The Federal Trade Commission reports that upwards of 25.6 million Americans fall victim solely to credit fraud, specifically those living in low-income communities. Our team aspires to provide a solution and positively impact the 40 million low-income Americans currently at risk to credit and other investment-related fraud. Benford's Law states that the first digits of a natural set of numbers follow a logarithmic distribution. In other words, for a set of natural numbers, the first digit is "1" around 30% of the time, "2" around 20% of the time, and so on, until it is "9" around only 4% of the time. The only condition for distributions to follow Benford's Law is for them to be natural distributions. Therefore, Benford's Law can be used to differentiate between natural and fabricated sets of data.
What it does
Typically, only mathematicians and statisticians are believed to have enough expertise to perform Benford's Law calculations. However, that is not true and because it has been proven mathematically, can be applied with certainty to a vast majority of data in our daily lives. Our program is an applet using the R-programming language that allows a user to input data and determines whether the data is natural or fabricated using Benford's Law. In making it easier to determine the fraudulence for a set of data, our application has the ability to impact tens of millions of lives every day from becoming prone to fraud.
How we built it
Challenges we ran into
It was extremely difficult to debug our R applet at certain times because of the limited documentation and knowledge in the language, especially since it is our first time creating an applet using this programming language. Additionally, it was difficult to program the mathematical aspect of Benford's Law and knit the documents together using RHTML.
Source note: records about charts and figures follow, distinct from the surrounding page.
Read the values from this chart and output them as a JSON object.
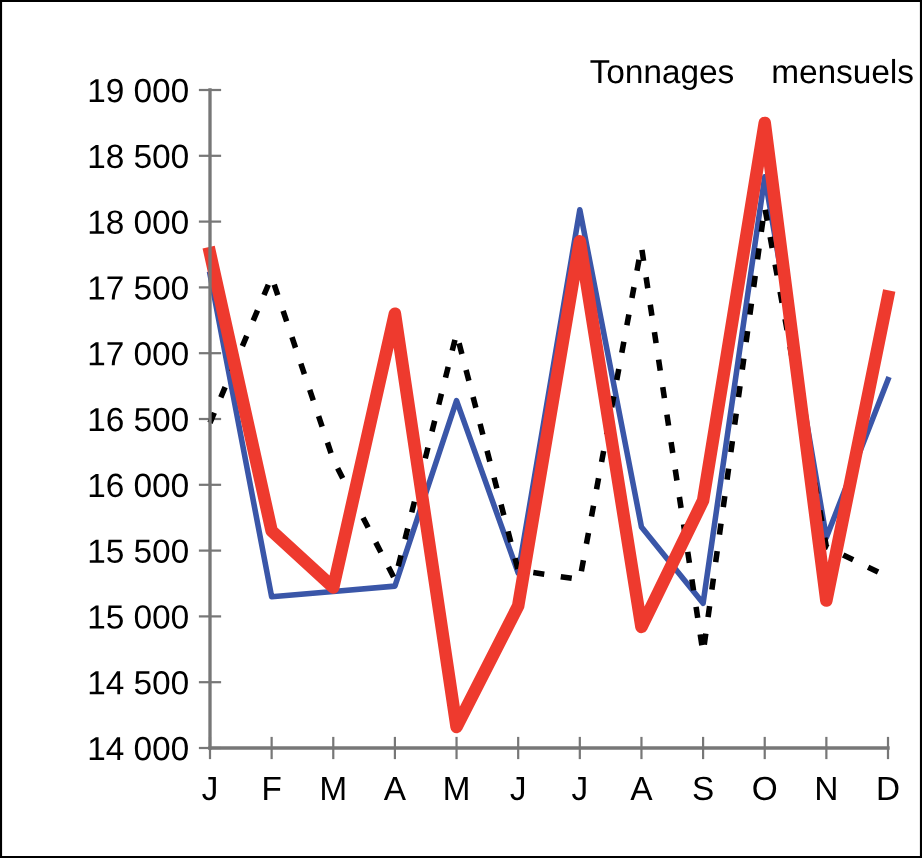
{
  "chart_data": {
    "type": "line",
    "title": "Tonnages    mensuels",
    "categories": [
      "J",
      "F",
      "M",
      "A",
      "M",
      "J",
      "J",
      "A",
      "S",
      "O",
      "N",
      "D"
    ],
    "series": [
      {
        "color": "#3a56a8",
        "values": [
          17600,
          15150,
          15190,
          15230,
          16640,
          15330,
          18090,
          15680,
          15100,
          18340,
          15600,
          16800
        ]
      },
      {
        "color": "#000000",
        "line_style": "dotted",
        "values": [
          16470,
          17580,
          16190,
          15280,
          17150,
          15350,
          15280,
          17810,
          14720,
          18110,
          15530,
          15300
        ]
      },
      {
        "color": "#ee3a2e",
        "values": [
          17760,
          15650,
          15220,
          17300,
          14160,
          15080,
          17850,
          14920,
          15880,
          18750,
          15120,
          17430
        ]
      }
    ],
    "ylim": [
      14000,
      19000
    ],
    "yticks": [
      {
        "value": 14000,
        "label": "14 000"
      },
      {
        "value": 14500,
        "label": "14 500"
      },
      {
        "value": 15000,
        "label": "15 000"
      },
      {
        "value": 15500,
        "label": "15 500"
      },
      {
        "value": 16000,
        "label": "16 000"
      },
      {
        "value": 16500,
        "label": "16 500"
      },
      {
        "value": 17000,
        "label": "17 000"
      },
      {
        "value": 17500,
        "label": "17 500"
      },
      {
        "value": 18000,
        "label": "18 000"
      },
      {
        "value": 18500,
        "label": "18 500"
      },
      {
        "value": 19000,
        "label": "19 000"
      }
    ],
    "grid": false,
    "legend": false,
    "marker": "none"
  }
}
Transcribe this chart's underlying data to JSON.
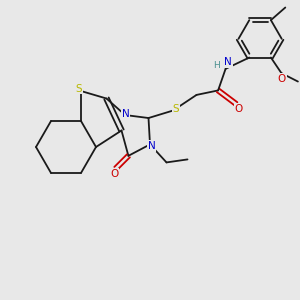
{
  "bg_color": "#e8e8e8",
  "bond_color": "#1a1a1a",
  "S_color": "#b8b800",
  "N_color": "#0000cc",
  "O_color": "#cc0000",
  "H_color": "#4a9090",
  "lw": 1.3,
  "fig_w": 3.0,
  "fig_h": 3.0,
  "dpi": 100,
  "xlim": [
    0,
    10
  ],
  "ylim": [
    0,
    10
  ]
}
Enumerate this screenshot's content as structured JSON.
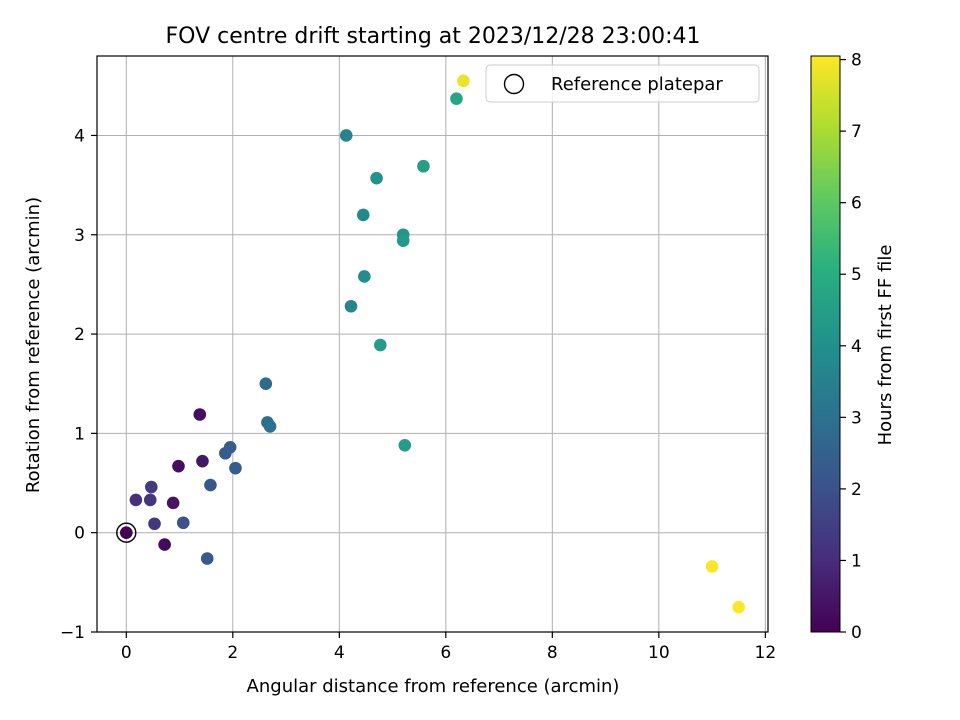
{
  "chart_data": {
    "type": "scatter",
    "title": "FOV centre drift starting at 2023/12/28 23:00:41",
    "xlabel": "Angular distance from reference (arcmin)",
    "ylabel": "Rotation from reference (arcmin)",
    "xlim": [
      -0.55,
      12.05
    ],
    "ylim": [
      -1.0,
      4.8
    ],
    "xticks": [
      0,
      2,
      4,
      6,
      8,
      10,
      12
    ],
    "yticks": [
      -1,
      0,
      1,
      2,
      3,
      4
    ],
    "grid": true,
    "legend": {
      "position": "top-right",
      "entries": [
        "Reference platepar"
      ]
    },
    "reference_point": {
      "x": 0,
      "y": 0
    },
    "colorbar": {
      "label": "Hours from first FF file",
      "colormap": "viridis",
      "range": [
        0,
        8.05
      ],
      "ticks": [
        0,
        1,
        2,
        3,
        4,
        5,
        6,
        7,
        8
      ]
    },
    "points": [
      {
        "x": 0.0,
        "y": 0.0,
        "hours": 0.0
      },
      {
        "x": 0.72,
        "y": -0.12,
        "hours": 0.2
      },
      {
        "x": 0.88,
        "y": 0.3,
        "hours": 0.4
      },
      {
        "x": 0.98,
        "y": 0.67,
        "hours": 0.3
      },
      {
        "x": 1.38,
        "y": 1.19,
        "hours": 0.3
      },
      {
        "x": 1.43,
        "y": 0.72,
        "hours": 0.5
      },
      {
        "x": 0.18,
        "y": 0.33,
        "hours": 1.1
      },
      {
        "x": 0.45,
        "y": 0.33,
        "hours": 1.2
      },
      {
        "x": 0.47,
        "y": 0.46,
        "hours": 1.4
      },
      {
        "x": 0.53,
        "y": 0.09,
        "hours": 1.3
      },
      {
        "x": 1.07,
        "y": 0.1,
        "hours": 2.0
      },
      {
        "x": 1.52,
        "y": -0.26,
        "hours": 2.3
      },
      {
        "x": 1.58,
        "y": 0.48,
        "hours": 2.2
      },
      {
        "x": 1.86,
        "y": 0.8,
        "hours": 2.3
      },
      {
        "x": 1.95,
        "y": 0.86,
        "hours": 2.4
      },
      {
        "x": 2.05,
        "y": 0.65,
        "hours": 2.4
      },
      {
        "x": 2.62,
        "y": 1.5,
        "hours": 2.8
      },
      {
        "x": 2.65,
        "y": 1.11,
        "hours": 2.9
      },
      {
        "x": 2.7,
        "y": 1.07,
        "hours": 3.0
      },
      {
        "x": 4.13,
        "y": 4.0,
        "hours": 3.6
      },
      {
        "x": 4.22,
        "y": 2.28,
        "hours": 3.7
      },
      {
        "x": 4.45,
        "y": 3.2,
        "hours": 3.8
      },
      {
        "x": 4.47,
        "y": 2.58,
        "hours": 3.9
      },
      {
        "x": 4.7,
        "y": 3.57,
        "hours": 4.1
      },
      {
        "x": 4.77,
        "y": 1.89,
        "hours": 4.4
      },
      {
        "x": 5.2,
        "y": 3.0,
        "hours": 4.2
      },
      {
        "x": 5.2,
        "y": 2.94,
        "hours": 4.3
      },
      {
        "x": 5.23,
        "y": 0.88,
        "hours": 4.4
      },
      {
        "x": 5.58,
        "y": 3.69,
        "hours": 4.5
      },
      {
        "x": 6.2,
        "y": 4.37,
        "hours": 4.7
      },
      {
        "x": 6.33,
        "y": 4.55,
        "hours": 7.8
      },
      {
        "x": 11.0,
        "y": -0.34,
        "hours": 8.0
      },
      {
        "x": 11.5,
        "y": -0.75,
        "hours": 8.05
      }
    ]
  }
}
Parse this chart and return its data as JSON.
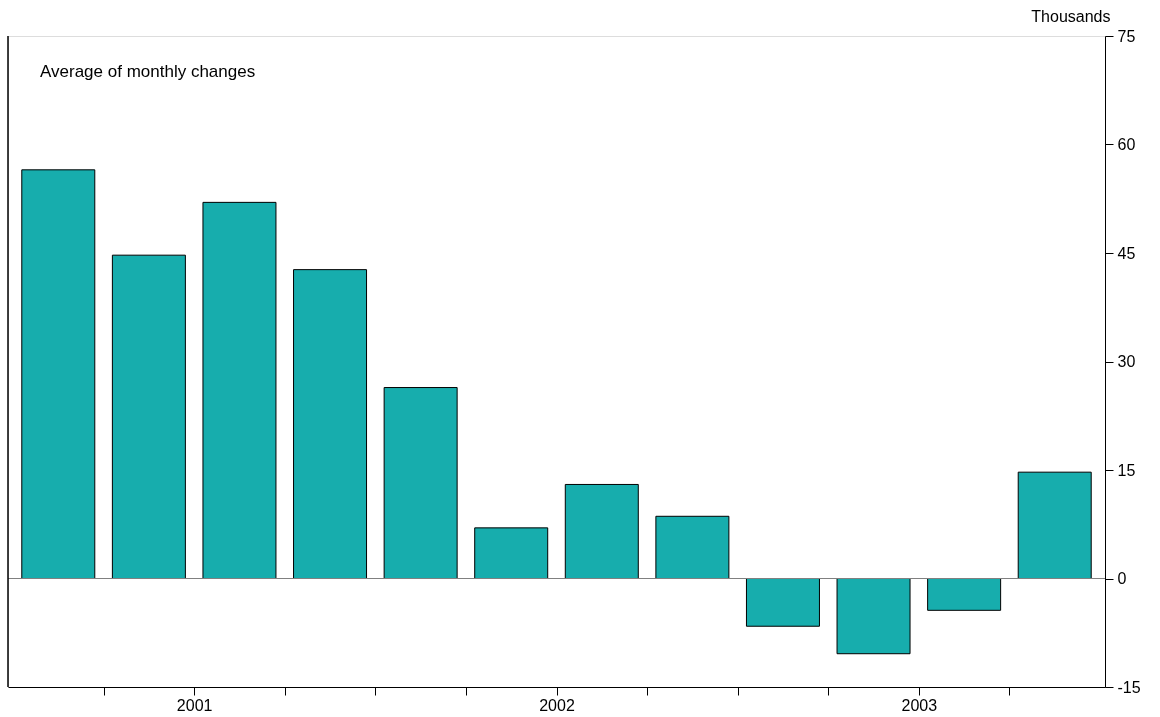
{
  "chart_data": {
    "type": "bar",
    "annotations": [
      "Average of monthly changes"
    ],
    "ylabel": "Thousands",
    "x": [
      2001.125,
      2001.375,
      2001.625,
      2001.875,
      2002.125,
      2002.375,
      2002.625,
      2002.875,
      2003.125,
      2003.375,
      2003.625,
      2003.875
    ],
    "values": [
      56.5,
      44.7,
      52.0,
      42.7,
      26.4,
      7.0,
      13.0,
      8.6,
      -6.6,
      -10.4,
      -4.4,
      14.7
    ],
    "color": "#17adad",
    "xlim": [
      2001,
      2004
    ],
    "xticks": [
      {
        "value": 2001.25,
        "label": null
      },
      {
        "value": 2001.5,
        "label": "2001"
      },
      {
        "value": 2001.75,
        "label": null
      },
      {
        "value": 2002,
        "label": null
      },
      {
        "value": 2002.25,
        "label": null
      },
      {
        "value": 2002.5,
        "label": "2002"
      },
      {
        "value": 2002.75,
        "label": null
      },
      {
        "value": 2003,
        "label": null
      },
      {
        "value": 2003.25,
        "label": null
      },
      {
        "value": 2003.5,
        "label": "2003"
      },
      {
        "value": 2003.75,
        "label": null
      }
    ],
    "ylim": [
      -15,
      75
    ],
    "yticks": [
      -15,
      0,
      15,
      30,
      45,
      60,
      75
    ],
    "ref_lines": [
      {
        "axis": "y",
        "value": 0,
        "color": "#808080"
      }
    ],
    "grid": false
  }
}
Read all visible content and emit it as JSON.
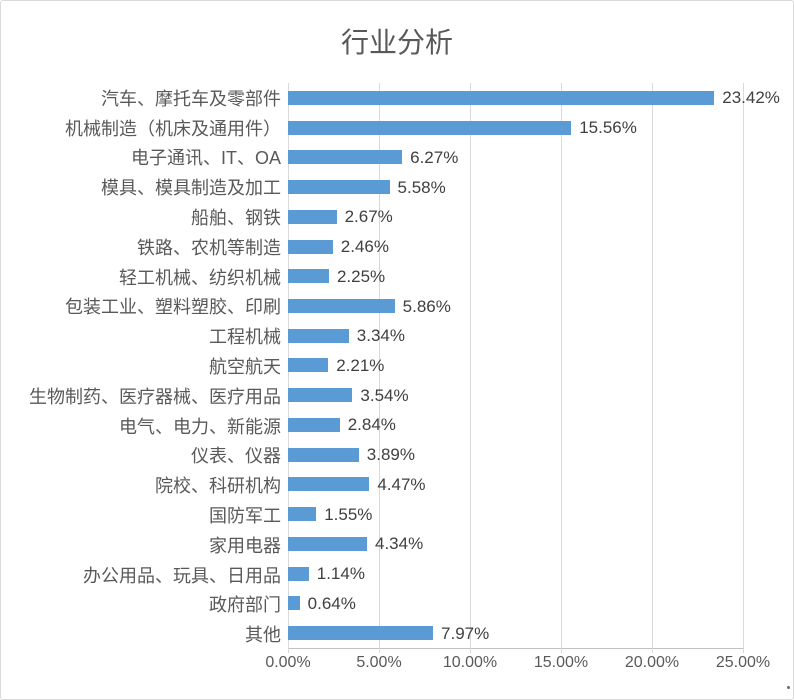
{
  "chart_data": {
    "type": "bar",
    "orientation": "horizontal",
    "title": "行业分析",
    "xlabel": "",
    "ylabel": "",
    "xlim": [
      0,
      25
    ],
    "grid": true,
    "legend": false,
    "x_ticks": [
      "0.00%",
      "5.00%",
      "10.00%",
      "15.00%",
      "20.00%",
      "25.00%"
    ],
    "categories": [
      "汽车、摩托车及零部件",
      "机械制造（机床及通用件）",
      "电子通讯、IT、OA",
      "模具、模具制造及加工",
      "船舶、钢铁",
      "铁路、农机等制造",
      "轻工机械、纺织机械",
      "包装工业、塑料塑胶、印刷",
      "工程机械",
      "航空航天",
      "生物制药、医疗器械、医疗用品",
      "电气、电力、新能源",
      "仪表、仪器",
      "院校、科研机构",
      "国防军工",
      "家用电器",
      "办公用品、玩具、日用品",
      "政府部门",
      "其他"
    ],
    "values": [
      23.42,
      15.56,
      6.27,
      5.58,
      2.67,
      2.46,
      2.25,
      5.86,
      3.34,
      2.21,
      3.54,
      2.84,
      3.89,
      4.47,
      1.55,
      4.34,
      1.14,
      0.64,
      7.97
    ],
    "value_labels": [
      "23.42%",
      "15.56%",
      "6.27%",
      "5.58%",
      "2.67%",
      "2.46%",
      "2.25%",
      "5.86%",
      "3.34%",
      "2.21%",
      "3.54%",
      "2.84%",
      "3.89%",
      "4.47%",
      "1.55%",
      "4.34%",
      "1.14%",
      "0.64%",
      "7.97%"
    ],
    "colors": {
      "bar": "#5B9BD5",
      "title": "#595959",
      "category_label": "#595959",
      "value_label": "#404040",
      "gridline": "#D9D9D9",
      "axis_line": "#C0C0C0",
      "border": "#D9D9D9"
    }
  }
}
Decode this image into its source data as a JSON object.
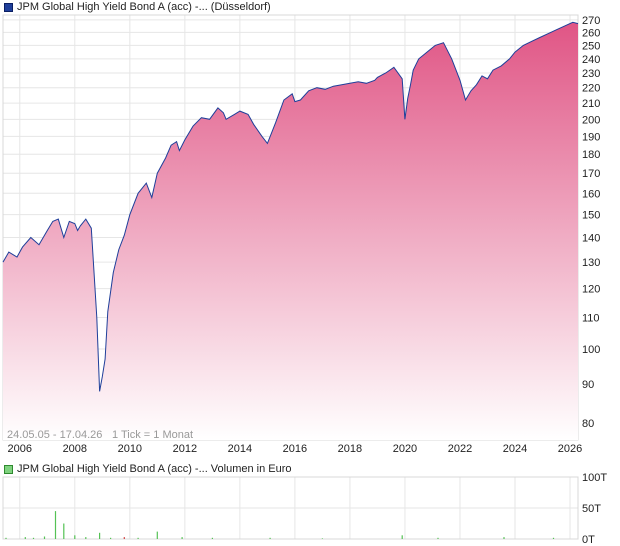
{
  "legend": {
    "price_label": "JPM Global High Yield Bond A (acc) -... (Düsseldorf)",
    "volume_label": "JPM Global High Yield Bond A (acc) -... Volumen in Euro"
  },
  "colors": {
    "line": "#1f3f9a",
    "fill_top": "#e05585",
    "fill_bottom": "#ffffff",
    "volume_bar": "#55c255",
    "volume_bar_alt": "#d04040"
  },
  "chart_data": [
    {
      "type": "area",
      "date_range_label": "24.05.05 - 17.04.26",
      "tick_note": "1 Tick = 1 Monat",
      "x_ticks": [
        "2006",
        "2008",
        "2010",
        "2012",
        "2014",
        "2016",
        "2018",
        "2020",
        "2022",
        "2024",
        "2026"
      ],
      "y_ticks": [
        80,
        90,
        100,
        110,
        120,
        130,
        140,
        150,
        160,
        170,
        180,
        190,
        200,
        210,
        220,
        230,
        240,
        250,
        260,
        270
      ],
      "y_scale": "log",
      "ylim": [
        76,
        274
      ],
      "xlim": [
        2005.39,
        2026.29
      ],
      "grid": true,
      "series": [
        {
          "x": [
            2005.39,
            2005.6,
            2005.9,
            2006.1,
            2006.4,
            2006.7,
            2007.0,
            2007.2,
            2007.4,
            2007.6,
            2007.8,
            2008.0,
            2008.1,
            2008.2,
            2008.4,
            2008.6,
            2008.8,
            2008.9,
            2009.0,
            2009.1,
            2009.2,
            2009.4,
            2009.6,
            2009.8,
            2010.0,
            2010.3,
            2010.6,
            2010.8,
            2011.0,
            2011.3,
            2011.5,
            2011.7,
            2011.8,
            2012.0,
            2012.3,
            2012.6,
            2012.9,
            2013.2,
            2013.4,
            2013.5,
            2013.8,
            2014.0,
            2014.3,
            2014.5,
            2014.8,
            2015.0,
            2015.3,
            2015.6,
            2015.9,
            2016.0,
            2016.2,
            2016.5,
            2016.8,
            2017.1,
            2017.4,
            2017.7,
            2018.0,
            2018.3,
            2018.6,
            2018.9,
            2019.0,
            2019.3,
            2019.6,
            2019.9,
            2020.0,
            2020.1,
            2020.2,
            2020.3,
            2020.5,
            2020.8,
            2021.1,
            2021.4,
            2021.7,
            2022.0,
            2022.2,
            2022.4,
            2022.6,
            2022.8,
            2023.0,
            2023.2,
            2023.5,
            2023.8,
            2024.0,
            2024.3,
            2024.6,
            2024.9,
            2025.2,
            2025.5,
            2025.8,
            2026.1,
            2026.29
          ],
          "y": [
            130,
            134,
            132,
            136,
            140,
            137,
            143,
            147,
            148,
            140,
            147,
            146,
            143,
            145,
            148,
            144,
            110,
            88,
            92,
            97,
            112,
            126,
            135,
            141,
            150,
            160,
            165,
            158,
            170,
            178,
            185,
            187,
            182,
            188,
            196,
            201,
            200,
            207,
            204,
            200,
            203,
            205,
            203,
            197,
            190,
            186,
            198,
            212,
            216,
            211,
            212,
            218,
            220,
            219,
            221,
            222,
            223,
            224,
            223,
            225,
            227,
            230,
            234,
            226,
            200,
            213,
            222,
            232,
            240,
            245,
            250,
            252,
            240,
            225,
            212,
            218,
            222,
            228,
            226,
            232,
            235,
            240,
            245,
            250,
            253,
            256,
            259,
            262,
            265,
            268,
            267
          ]
        }
      ]
    },
    {
      "type": "bar",
      "y_ticks": [
        "0T",
        "50T",
        "100T"
      ],
      "ylim": [
        0,
        100
      ],
      "series": [
        {
          "x": [
            2005.5,
            2006.2,
            2006.5,
            2006.9,
            2007.3,
            2007.6,
            2008.0,
            2008.4,
            2008.9,
            2009.3,
            2009.8,
            2010.3,
            2011.0,
            2011.9,
            2013.0,
            2015.1,
            2017.0,
            2019.9,
            2021.2,
            2023.6,
            2025.4
          ],
          "values": [
            2,
            3,
            2,
            4,
            45,
            25,
            6,
            3,
            10,
            2,
            3,
            2,
            12,
            3,
            2,
            2,
            1,
            6,
            2,
            3,
            2
          ]
        }
      ]
    }
  ]
}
Accomplishments that we're proud of
We are proud of being able to use several real-life sets of data and to accurately determine whether the data has been fabricated or not such as world populations and data from recent bank scandals. Additionally, it is our first time using R to program such a nuanced mathematical concept and retrieve the output of an applet.
What we learned
We learned a lot about the R-programming language and how R and HTML can communicate through RHTML. Additionally, we learned a lot about tax fraud in our current world and how women in developing countries and those living in low-income households are particularly targeted and negatively impacted by credit fraud.
What's next for PFF: Preventing Future Fraud
In the future, we hope to expand the use of this program and improve the user interface so it becomes even easier for those in low-income communities and developing nations to use for a practical application.